Anti-poverty activists in Ontario are calling the provincial government's announcement of a basic income pilot project for low-income adults a positive first step, but say more must be done to help people living in poverty.

"It's great that we've got a trial happening, but we can't let the government use this as a ploy to just sit on their tushes and wait for three years. There's desperate need for immediate action on welfare rates," said John Mills, a community activist with the Hamilton Roundtable for Poverty Reduction.

The roundtable has no official position on basic income, but will be watching the project closely. The pilot is scheduled to begin in Hamilton, Brantford and Brant County, as well as Thunder Bay, later this spring. It will launch in Lindsay in the fall.
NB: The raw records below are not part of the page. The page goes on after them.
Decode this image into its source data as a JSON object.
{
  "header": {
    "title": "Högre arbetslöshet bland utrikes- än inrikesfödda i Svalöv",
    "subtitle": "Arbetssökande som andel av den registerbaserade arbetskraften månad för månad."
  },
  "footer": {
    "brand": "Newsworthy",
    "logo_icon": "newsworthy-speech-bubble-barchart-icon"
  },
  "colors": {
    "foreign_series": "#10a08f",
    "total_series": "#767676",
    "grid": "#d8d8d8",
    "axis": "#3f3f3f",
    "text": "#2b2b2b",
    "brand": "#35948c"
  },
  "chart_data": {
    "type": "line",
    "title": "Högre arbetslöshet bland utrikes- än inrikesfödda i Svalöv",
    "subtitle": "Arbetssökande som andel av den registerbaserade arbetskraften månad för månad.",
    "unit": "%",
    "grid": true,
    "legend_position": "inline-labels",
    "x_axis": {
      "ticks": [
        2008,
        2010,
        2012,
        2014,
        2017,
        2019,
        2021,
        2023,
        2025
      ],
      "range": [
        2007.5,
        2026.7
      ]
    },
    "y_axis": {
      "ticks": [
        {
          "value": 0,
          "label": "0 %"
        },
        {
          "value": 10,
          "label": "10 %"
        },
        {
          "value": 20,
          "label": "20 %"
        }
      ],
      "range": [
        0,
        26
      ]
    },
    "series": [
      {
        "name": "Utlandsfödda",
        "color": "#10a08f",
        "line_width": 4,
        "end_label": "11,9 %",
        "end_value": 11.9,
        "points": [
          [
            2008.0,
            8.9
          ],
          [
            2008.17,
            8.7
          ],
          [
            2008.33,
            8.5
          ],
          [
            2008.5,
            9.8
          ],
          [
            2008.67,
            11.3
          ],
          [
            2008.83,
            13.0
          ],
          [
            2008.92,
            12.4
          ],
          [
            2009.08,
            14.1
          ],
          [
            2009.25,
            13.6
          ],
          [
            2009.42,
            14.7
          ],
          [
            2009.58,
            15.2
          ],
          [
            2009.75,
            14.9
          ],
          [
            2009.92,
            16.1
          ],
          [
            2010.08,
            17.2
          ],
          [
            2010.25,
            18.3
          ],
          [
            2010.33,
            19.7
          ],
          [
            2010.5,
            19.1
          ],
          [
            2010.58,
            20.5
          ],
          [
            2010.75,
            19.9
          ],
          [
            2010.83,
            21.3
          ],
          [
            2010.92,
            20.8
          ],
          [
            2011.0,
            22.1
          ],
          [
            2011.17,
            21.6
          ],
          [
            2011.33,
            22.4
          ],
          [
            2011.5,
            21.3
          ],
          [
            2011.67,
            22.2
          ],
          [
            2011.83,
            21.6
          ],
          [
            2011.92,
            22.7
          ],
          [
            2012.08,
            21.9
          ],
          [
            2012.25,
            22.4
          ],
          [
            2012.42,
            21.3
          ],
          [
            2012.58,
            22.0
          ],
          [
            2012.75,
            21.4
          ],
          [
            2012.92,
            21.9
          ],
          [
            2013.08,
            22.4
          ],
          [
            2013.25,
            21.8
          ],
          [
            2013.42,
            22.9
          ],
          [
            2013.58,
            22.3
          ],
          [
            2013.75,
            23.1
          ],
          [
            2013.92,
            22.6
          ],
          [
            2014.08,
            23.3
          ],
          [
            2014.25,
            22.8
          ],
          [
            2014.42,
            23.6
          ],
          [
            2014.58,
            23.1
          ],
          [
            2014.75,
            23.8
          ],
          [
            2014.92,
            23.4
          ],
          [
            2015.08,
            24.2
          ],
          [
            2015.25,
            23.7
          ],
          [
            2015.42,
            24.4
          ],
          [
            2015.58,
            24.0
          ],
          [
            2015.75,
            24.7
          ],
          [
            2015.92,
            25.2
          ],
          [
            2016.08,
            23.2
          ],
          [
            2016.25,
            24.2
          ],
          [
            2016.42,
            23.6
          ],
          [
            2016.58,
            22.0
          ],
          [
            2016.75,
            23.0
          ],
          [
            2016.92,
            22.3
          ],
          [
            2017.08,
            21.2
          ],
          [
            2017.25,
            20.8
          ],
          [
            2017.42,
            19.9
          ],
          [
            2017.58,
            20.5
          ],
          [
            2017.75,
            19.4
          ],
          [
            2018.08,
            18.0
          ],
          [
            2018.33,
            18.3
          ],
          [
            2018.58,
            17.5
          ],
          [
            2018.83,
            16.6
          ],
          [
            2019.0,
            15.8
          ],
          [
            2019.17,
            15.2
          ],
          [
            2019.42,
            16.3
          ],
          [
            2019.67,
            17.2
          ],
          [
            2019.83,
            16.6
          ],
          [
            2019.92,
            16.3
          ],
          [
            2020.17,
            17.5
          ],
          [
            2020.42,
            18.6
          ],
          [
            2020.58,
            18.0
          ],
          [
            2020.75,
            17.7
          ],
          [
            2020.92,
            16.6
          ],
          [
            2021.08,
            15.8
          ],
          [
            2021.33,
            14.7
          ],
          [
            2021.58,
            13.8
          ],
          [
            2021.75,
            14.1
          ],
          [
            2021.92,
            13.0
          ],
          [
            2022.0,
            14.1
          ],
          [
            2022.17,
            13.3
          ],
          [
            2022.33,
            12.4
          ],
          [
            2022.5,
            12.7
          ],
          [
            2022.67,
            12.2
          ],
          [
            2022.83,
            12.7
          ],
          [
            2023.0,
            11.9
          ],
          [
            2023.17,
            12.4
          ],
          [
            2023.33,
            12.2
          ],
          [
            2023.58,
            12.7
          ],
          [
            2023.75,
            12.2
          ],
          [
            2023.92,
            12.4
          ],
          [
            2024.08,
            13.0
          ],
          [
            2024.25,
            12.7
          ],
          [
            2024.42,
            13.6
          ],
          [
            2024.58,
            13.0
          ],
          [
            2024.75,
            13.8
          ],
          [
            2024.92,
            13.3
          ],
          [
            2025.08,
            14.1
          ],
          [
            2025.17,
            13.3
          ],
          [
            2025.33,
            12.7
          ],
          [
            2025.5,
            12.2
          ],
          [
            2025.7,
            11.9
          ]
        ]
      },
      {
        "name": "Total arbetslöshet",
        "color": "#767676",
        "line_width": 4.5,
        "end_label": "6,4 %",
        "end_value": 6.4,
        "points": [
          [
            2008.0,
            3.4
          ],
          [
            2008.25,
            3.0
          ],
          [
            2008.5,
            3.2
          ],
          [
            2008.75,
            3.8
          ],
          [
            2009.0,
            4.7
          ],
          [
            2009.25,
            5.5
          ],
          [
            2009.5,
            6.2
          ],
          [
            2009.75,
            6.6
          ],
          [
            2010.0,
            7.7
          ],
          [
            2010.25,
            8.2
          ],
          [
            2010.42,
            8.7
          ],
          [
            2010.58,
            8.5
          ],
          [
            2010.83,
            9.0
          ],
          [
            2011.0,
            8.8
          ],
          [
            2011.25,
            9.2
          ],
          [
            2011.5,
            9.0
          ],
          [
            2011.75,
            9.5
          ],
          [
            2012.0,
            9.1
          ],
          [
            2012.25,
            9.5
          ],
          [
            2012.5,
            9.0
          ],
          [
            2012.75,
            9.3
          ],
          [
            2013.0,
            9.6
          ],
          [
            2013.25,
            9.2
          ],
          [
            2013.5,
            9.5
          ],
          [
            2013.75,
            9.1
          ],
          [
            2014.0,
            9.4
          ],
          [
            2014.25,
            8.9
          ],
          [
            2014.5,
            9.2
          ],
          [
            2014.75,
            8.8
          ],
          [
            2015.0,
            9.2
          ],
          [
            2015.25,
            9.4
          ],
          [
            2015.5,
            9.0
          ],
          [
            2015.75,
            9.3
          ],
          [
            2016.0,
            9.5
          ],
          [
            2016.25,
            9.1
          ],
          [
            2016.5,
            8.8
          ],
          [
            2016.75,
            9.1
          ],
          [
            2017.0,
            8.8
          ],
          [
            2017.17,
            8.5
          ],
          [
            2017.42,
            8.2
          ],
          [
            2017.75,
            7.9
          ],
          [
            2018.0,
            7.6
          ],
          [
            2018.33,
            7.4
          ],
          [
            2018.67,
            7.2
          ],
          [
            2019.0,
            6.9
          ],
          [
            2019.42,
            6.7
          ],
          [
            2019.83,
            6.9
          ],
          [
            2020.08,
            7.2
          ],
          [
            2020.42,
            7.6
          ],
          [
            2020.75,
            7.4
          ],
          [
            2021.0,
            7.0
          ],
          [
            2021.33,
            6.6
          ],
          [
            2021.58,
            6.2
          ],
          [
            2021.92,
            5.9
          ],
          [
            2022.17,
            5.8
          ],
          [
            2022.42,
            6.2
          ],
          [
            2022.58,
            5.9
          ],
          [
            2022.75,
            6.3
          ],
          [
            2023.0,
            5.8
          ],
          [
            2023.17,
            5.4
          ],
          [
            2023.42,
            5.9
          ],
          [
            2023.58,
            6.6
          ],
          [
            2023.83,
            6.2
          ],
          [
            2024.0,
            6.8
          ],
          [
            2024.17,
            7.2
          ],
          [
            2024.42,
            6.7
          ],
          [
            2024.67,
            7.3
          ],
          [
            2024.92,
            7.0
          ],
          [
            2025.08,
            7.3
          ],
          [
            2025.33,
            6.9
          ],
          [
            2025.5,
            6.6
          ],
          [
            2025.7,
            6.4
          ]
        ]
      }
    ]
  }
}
The government announced the details of the three-year pilot project late last month. The project will test if receiving a guaranteed basic income improves the quality of life for people who have low incomes.

On the pilot, a single person will be eligible to receive up to $16,989 per year; a couple $24,027. A person with a disability is eligible to receive an additional $6,000 per year. These amounts are 75 per cent of the Low Income Measure. Participants will continue to receive provincial and federal child-care benefits while on the program. Payments will be received monthly.